ISLAMABAD, Feb 11: Tehrik-i-Minhajul Quran chief Dr Tahirul Qadri may have made waves with his four-day sit-in last month but he was cut to size when he appeared before the Supreme Court on Monday to plead for reconstitution of the Election Commission of Pakistan (ECP).
He waited for hours for his turn and when his case was eventually taken up, the court dropped a bombshell by asking him whether he had sworn allegiance to Queen Elizabeth of United Kingdom.
Dr Qadri who had kept himself busy throughout the day consulting his advisers and giving final touches to his written submissions appeared at a loss for words when a three-judge bench asked point blank at the outset of the hearing whether he was a citizen of any other country.
He conceded that he had acquired Canadian citizenship in 2005 after resigning as a member of parliament, but hastened to add that he had not ceased to be a Pakistani national.
Dr Qadri has challenged the appointment of the chief election commissioner (CEC) and four members of the ECP, arguing that their appointments were not in accordance with the provisions of Articles 213 and 218 of the Constitution.
The court, however, referred to a recent judgment on dual nationality and highlighted a bar on Dr Qadri from entering parliament as long as he remained a citizen of Canada.
He was asked that when he had sworn allegiance to another country how could he point out deficiencies in parliament which represented the will of 180 million people by pushing a case of public importance before the Supreme Court.
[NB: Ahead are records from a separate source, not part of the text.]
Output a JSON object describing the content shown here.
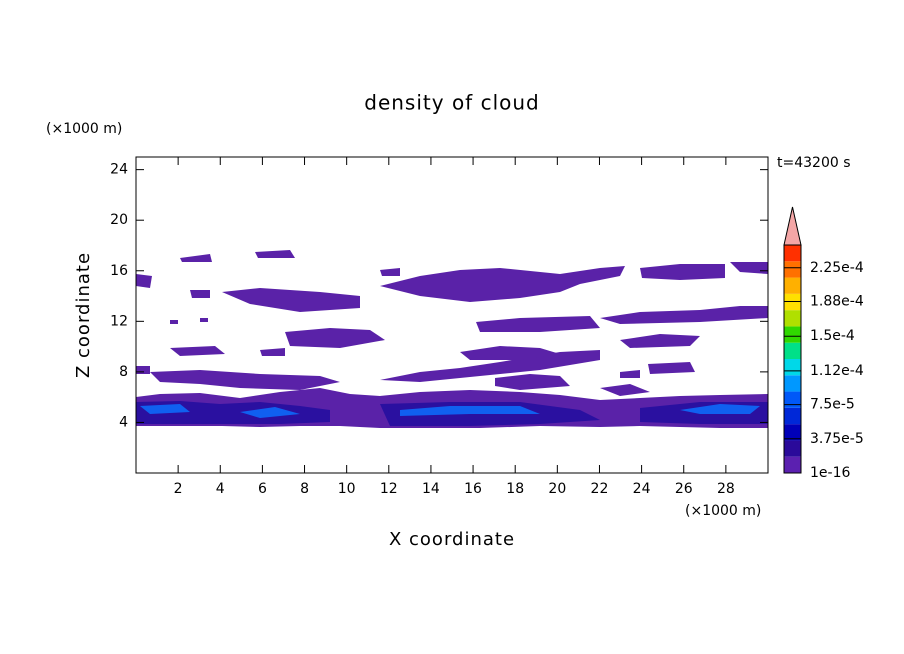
{
  "chart_data": {
    "type": "contour",
    "title": "density of cloud",
    "x_label": "X coordinate",
    "y_label": "Z coordinate",
    "x_unit": "(×1000 m)",
    "y_unit": "(×1000 m)",
    "annotation": "t=43200 s",
    "xlim": [
      0,
      30
    ],
    "ylim": [
      0,
      25
    ],
    "xticks": [
      2,
      4,
      6,
      8,
      10,
      12,
      14,
      16,
      18,
      20,
      22,
      24,
      26,
      28
    ],
    "yticks": [
      4,
      8,
      12,
      16,
      20,
      24
    ],
    "clim": [
      1e-16,
      0.00025
    ],
    "cticks": [
      {
        "value": 1e-16,
        "label": "1e-16"
      },
      {
        "value": 3.75e-05,
        "label": "3.75e-5"
      },
      {
        "value": 7.5e-05,
        "label": "7.5e-5"
      },
      {
        "value": 0.000112,
        "label": "1.12e-4"
      },
      {
        "value": 0.00015,
        "label": "1.5e-4"
      },
      {
        "value": 0.000188,
        "label": "1.88e-4"
      },
      {
        "value": 0.000225,
        "label": "2.25e-4"
      }
    ],
    "colors": [
      "#5b20b0",
      "#2a0a9a",
      "#0000b8",
      "#0028d8",
      "#0058f8",
      "#0098ff",
      "#00d8e8",
      "#00e088",
      "#30d800",
      "#b0e000",
      "#ffe000",
      "#ffb000",
      "#ff7000",
      "#ff3000"
    ],
    "over_color": "#f4a6a6"
  }
}
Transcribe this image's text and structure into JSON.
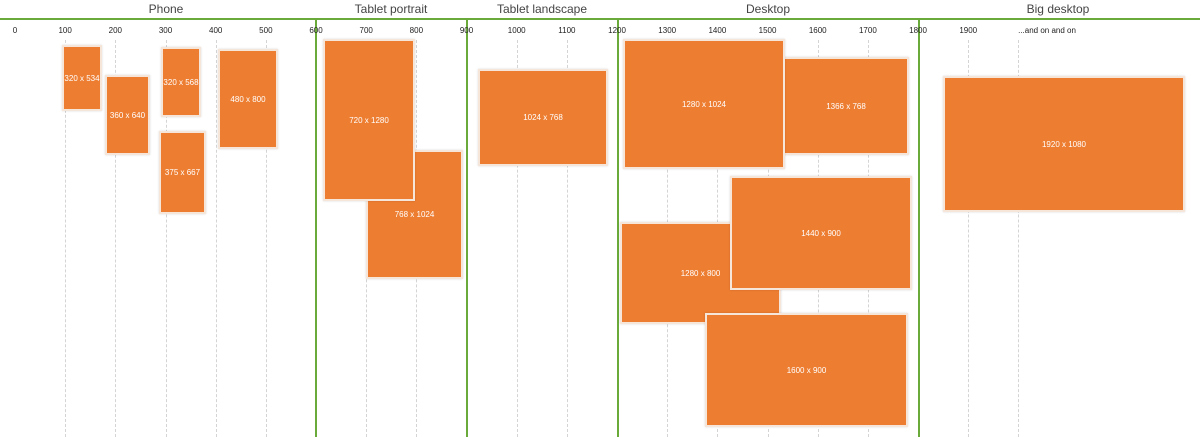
{
  "header": {
    "sections": [
      "Phone",
      "Tablet portrait",
      "Tablet landscape",
      "Desktop",
      "Big desktop"
    ]
  },
  "ruler": {
    "ticks": [
      "0",
      "100",
      "200",
      "300",
      "400",
      "500",
      "600",
      "700",
      "800",
      "900",
      "1000",
      "1100",
      "1200",
      "1300",
      "1400",
      "1500",
      "1600",
      "1700",
      "1800",
      "1900",
      "...and on and on"
    ]
  },
  "boxes": [
    {
      "label": "320 x 534"
    },
    {
      "label": "360 x 640"
    },
    {
      "label": "320 x 568"
    },
    {
      "label": "375 x 667"
    },
    {
      "label": "480 x 800"
    },
    {
      "label": "768 x 1024"
    },
    {
      "label": "720 x 1280"
    },
    {
      "label": "1024 x 768"
    },
    {
      "label": "1366 x 768"
    },
    {
      "label": "1280 x 1024"
    },
    {
      "label": "1280 x 800"
    },
    {
      "label": "1440 x 900"
    },
    {
      "label": "1600 x 900"
    },
    {
      "label": "1920 x 1080"
    }
  ]
}
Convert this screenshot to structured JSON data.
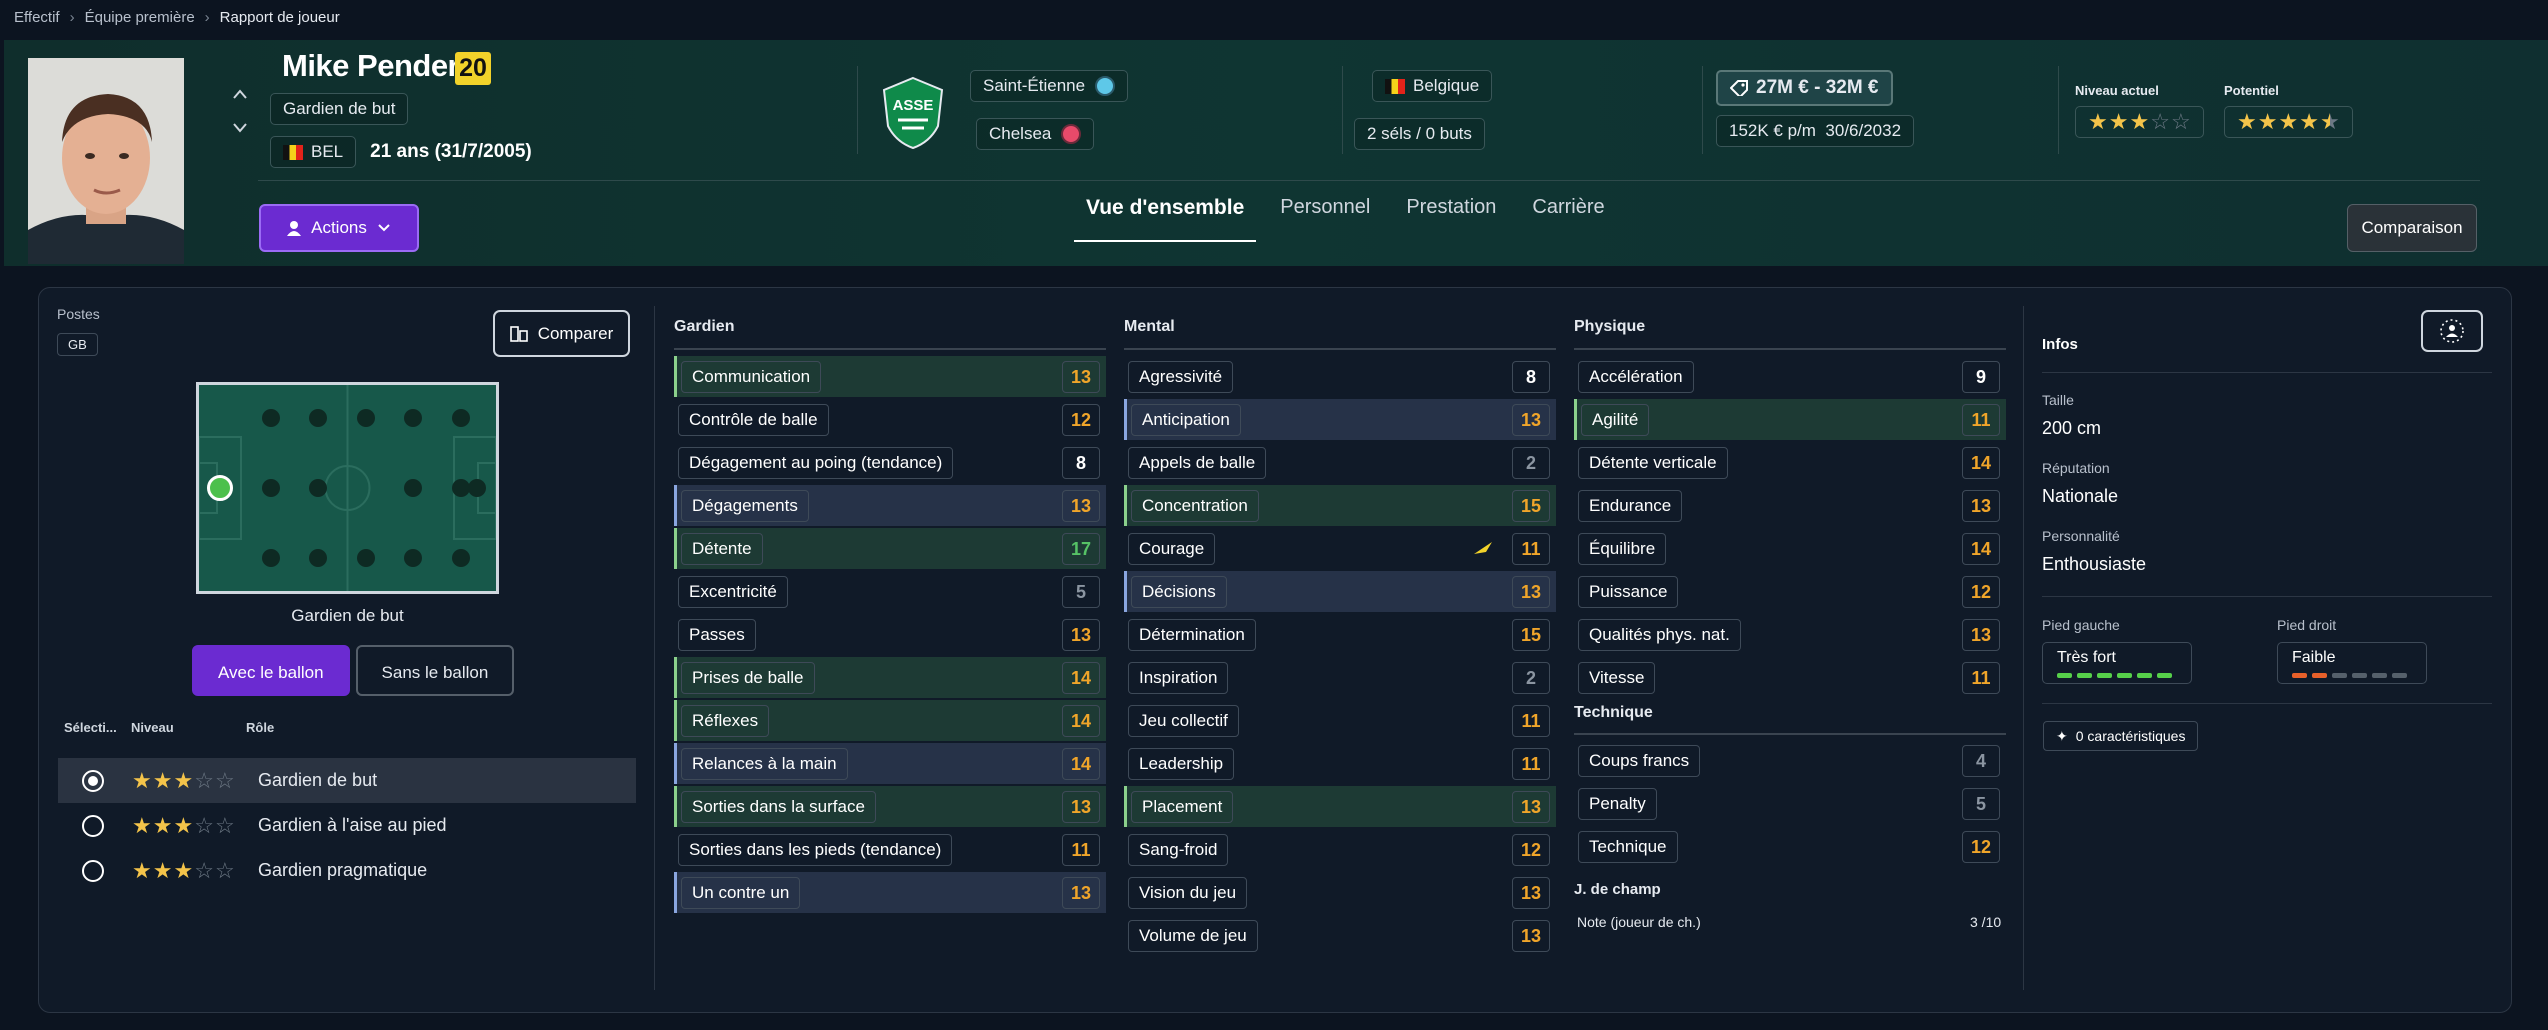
{
  "breadcrumb": [
    "Effectif",
    "Équipe première",
    "Rapport de joueur"
  ],
  "player": {
    "name": "Mike Penders",
    "number": "20",
    "position": "Gardien de but",
    "nationality_code": "BEL",
    "age_text": "21 ans (31/7/2005)",
    "club": "Saint-Étienne",
    "parent_club": "Chelsea",
    "country": "Belgique",
    "caps": "2 séls / 0 buts",
    "value": "27M € - 32M €",
    "wage": "152K € p/m",
    "contract_end": "30/6/2032",
    "current_level_label": "Niveau actuel",
    "current_level_stars": 3,
    "potential_label": "Potentiel",
    "potential_stars": 4.5
  },
  "actions_label": "Actions",
  "tabs": [
    "Vue d'ensemble",
    "Personnel",
    "Prestation",
    "Carrière"
  ],
  "active_tab": "Vue d'ensemble",
  "compare_header_label": "Comparaison",
  "left_panel": {
    "postes_label": "Postes",
    "poste_code": "GB",
    "compare_label": "Comparer",
    "pitch_caption": "Gardien de but",
    "toggle_on": "Avec le ballon",
    "toggle_off": "Sans le ballon",
    "role_headers": [
      "Sélecti...",
      "Niveau",
      "Rôle"
    ],
    "roles": [
      {
        "name": "Gardien de but",
        "stars": 3,
        "selected": true
      },
      {
        "name": "Gardien à l'aise au pied",
        "stars": 3,
        "selected": false
      },
      {
        "name": "Gardien pragmatique",
        "stars": 3,
        "selected": false
      }
    ]
  },
  "attributes": {
    "gardien": {
      "title": "Gardien",
      "items": [
        {
          "name": "Communication",
          "value": "13",
          "hl": "g",
          "color": "o"
        },
        {
          "name": "Contrôle de balle",
          "value": "12",
          "hl": "",
          "color": "o"
        },
        {
          "name": "Dégagement au poing (tendance)",
          "value": "8",
          "hl": "",
          "color": "w"
        },
        {
          "name": "Dégagements",
          "value": "13",
          "hl": "b",
          "color": "o"
        },
        {
          "name": "Détente",
          "value": "17",
          "hl": "g",
          "color": "g"
        },
        {
          "name": "Excentricité",
          "value": "5",
          "hl": "",
          "color": "d"
        },
        {
          "name": "Passes",
          "value": "13",
          "hl": "",
          "color": "o"
        },
        {
          "name": "Prises de balle",
          "value": "14",
          "hl": "g",
          "color": "o"
        },
        {
          "name": "Réflexes",
          "value": "14",
          "hl": "g",
          "color": "o"
        },
        {
          "name": "Relances à la main",
          "value": "14",
          "hl": "b",
          "color": "o"
        },
        {
          "name": "Sorties dans la surface",
          "value": "13",
          "hl": "g",
          "color": "o"
        },
        {
          "name": "Sorties dans les pieds (tendance)",
          "value": "11",
          "hl": "",
          "color": "o"
        },
        {
          "name": "Un contre un",
          "value": "13",
          "hl": "b",
          "color": "o"
        }
      ]
    },
    "mental": {
      "title": "Mental",
      "items": [
        {
          "name": "Agressivité",
          "value": "8",
          "hl": "",
          "color": "w"
        },
        {
          "name": "Anticipation",
          "value": "13",
          "hl": "b",
          "color": "o"
        },
        {
          "name": "Appels de balle",
          "value": "2",
          "hl": "",
          "color": "d"
        },
        {
          "name": "Concentration",
          "value": "15",
          "hl": "g",
          "color": "o"
        },
        {
          "name": "Courage",
          "value": "11",
          "hl": "",
          "color": "o"
        },
        {
          "name": "Décisions",
          "value": "13",
          "hl": "b",
          "color": "o"
        },
        {
          "name": "Détermination",
          "value": "15",
          "hl": "",
          "color": "o"
        },
        {
          "name": "Inspiration",
          "value": "2",
          "hl": "",
          "color": "d"
        },
        {
          "name": "Jeu collectif",
          "value": "11",
          "hl": "",
          "color": "o"
        },
        {
          "name": "Leadership",
          "value": "11",
          "hl": "",
          "color": "o"
        },
        {
          "name": "Placement",
          "value": "13",
          "hl": "g",
          "color": "o"
        },
        {
          "name": "Sang-froid",
          "value": "12",
          "hl": "",
          "color": "o"
        },
        {
          "name": "Vision du jeu",
          "value": "13",
          "hl": "",
          "color": "o"
        },
        {
          "name": "Volume de jeu",
          "value": "13",
          "hl": "",
          "color": "o"
        }
      ]
    },
    "physique": {
      "title": "Physique",
      "items": [
        {
          "name": "Accélération",
          "value": "9",
          "hl": "",
          "color": "w"
        },
        {
          "name": "Agilité",
          "value": "11",
          "hl": "g",
          "color": "o"
        },
        {
          "name": "Détente verticale",
          "value": "14",
          "hl": "",
          "color": "o"
        },
        {
          "name": "Endurance",
          "value": "13",
          "hl": "",
          "color": "o"
        },
        {
          "name": "Équilibre",
          "value": "14",
          "hl": "",
          "color": "o"
        },
        {
          "name": "Puissance",
          "value": "12",
          "hl": "",
          "color": "o"
        },
        {
          "name": "Qualités phys. nat.",
          "value": "13",
          "hl": "",
          "color": "o"
        },
        {
          "name": "Vitesse",
          "value": "11",
          "hl": "",
          "color": "o"
        }
      ]
    },
    "technique": {
      "title": "Technique",
      "items": [
        {
          "name": "Coups francs",
          "value": "4",
          "hl": "",
          "color": "d"
        },
        {
          "name": "Penalty",
          "value": "5",
          "hl": "",
          "color": "d"
        },
        {
          "name": "Technique",
          "value": "12",
          "hl": "",
          "color": "o"
        }
      ]
    },
    "field": {
      "title": "J. de champ",
      "note_label": "Note (joueur de ch.)",
      "note_value": "3 /10"
    }
  },
  "infos": {
    "title": "Infos",
    "height_label": "Taille",
    "height": "200 cm",
    "reputation_label": "Réputation",
    "reputation": "Nationale",
    "personality_label": "Personnalité",
    "personality": "Enthousiaste",
    "left_foot_label": "Pied gauche",
    "left_foot": "Très fort",
    "left_foot_level": 6,
    "right_foot_label": "Pied droit",
    "right_foot": "Faible",
    "right_foot_level": 2,
    "traits_label": "0 caractéristiques"
  }
}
Attorney General Irfan Qadir, when asked to give his opinion, said he did not agree with the contents of the petition but the court itself had enlarged the scope of locus standi (right to appear) under the enforcement of fundamental rights.
“This is a case of co warranto where the question of locus standi will not arise,” he said, citing the July 31, 2009, case in which 108 superior court judges had been removed without dealing with the issue of locus standi.
Talking to Dawn later, senior counsel Waqar Rana said that in his view Dr Qadri had not lost his Pakistani nationality and, therefore, also enjoyed certain fundamental rights as a citizen.
“There is also no bar that he cannot invoke the jurisdiction of the Supreme Court, but while doing so he has to meet a certain threshold of Article 184(3) of the Constitution by establishing that his fundamental rights have been violated and that such violations affect the public at large,” he said.
Former president of Supreme Court Bar Association Tariq Mehmood cited the 1988 Benazir Bhutto case challenging a ban on political parties imposed by the Ziaul Haq regime and explained that since Dr Qadri was neither the head of a party nor intending to enter parliament, it appeared that he had no nexus to raise a question of such a public importance before the court.
The court asked Dr Qadri to submit a concise statement by Tuesday, admitting that he had sworn oath of allegiance to another country and that the federal government had issued a notification allowing him to retain the citizenship of Pakistan at the same time.
If the court is satisfied with the reply the petitioner will get the right to argue his case.
Dr Qadri, who commenced his arguments by praising the role played by Chief Justice Iftikhar Muhammad Chaudhry for the independence of judiciary, was asked to confine his arguments to explaining why he had not given his introduction in the petition to establish his locus standi to stand before the court.
The court specifically asked whether he had acquired the foreign nationality for business interests or because of a threat to his life in Pakistan.
Dr Qadri said he had applied in 1997 for the citizenship in accordance with the law through normal procedures in an ordinary manner for certain categories, one of which was reserved for religious scholars.
He cited Section 14(3) of the Pakistan Citizenship Act of 1951, suggesting that a citizen of Pakistan could hold dual citizenship of the United Kingdom and colonies or of another such country as the government might specify by notification in the official gazette and said Canada was a Commonwealth country.
But Justice Sheikh Azmat Saeed reminded the plaintiff that a citizen could not enjoy simultaneous nationality of Pakistan and India although both were Commonwealth countries.
Dr Qadri admitted that the laws did not permit him to contest general election but said he had gone to the court as an ordinary voter for which there was no bar.
He explained to reporters outside the court that he had acquired the Canadian citizenship because it helped him get visas easily which he needed occasionally being a scholar for giving lectures in different countries.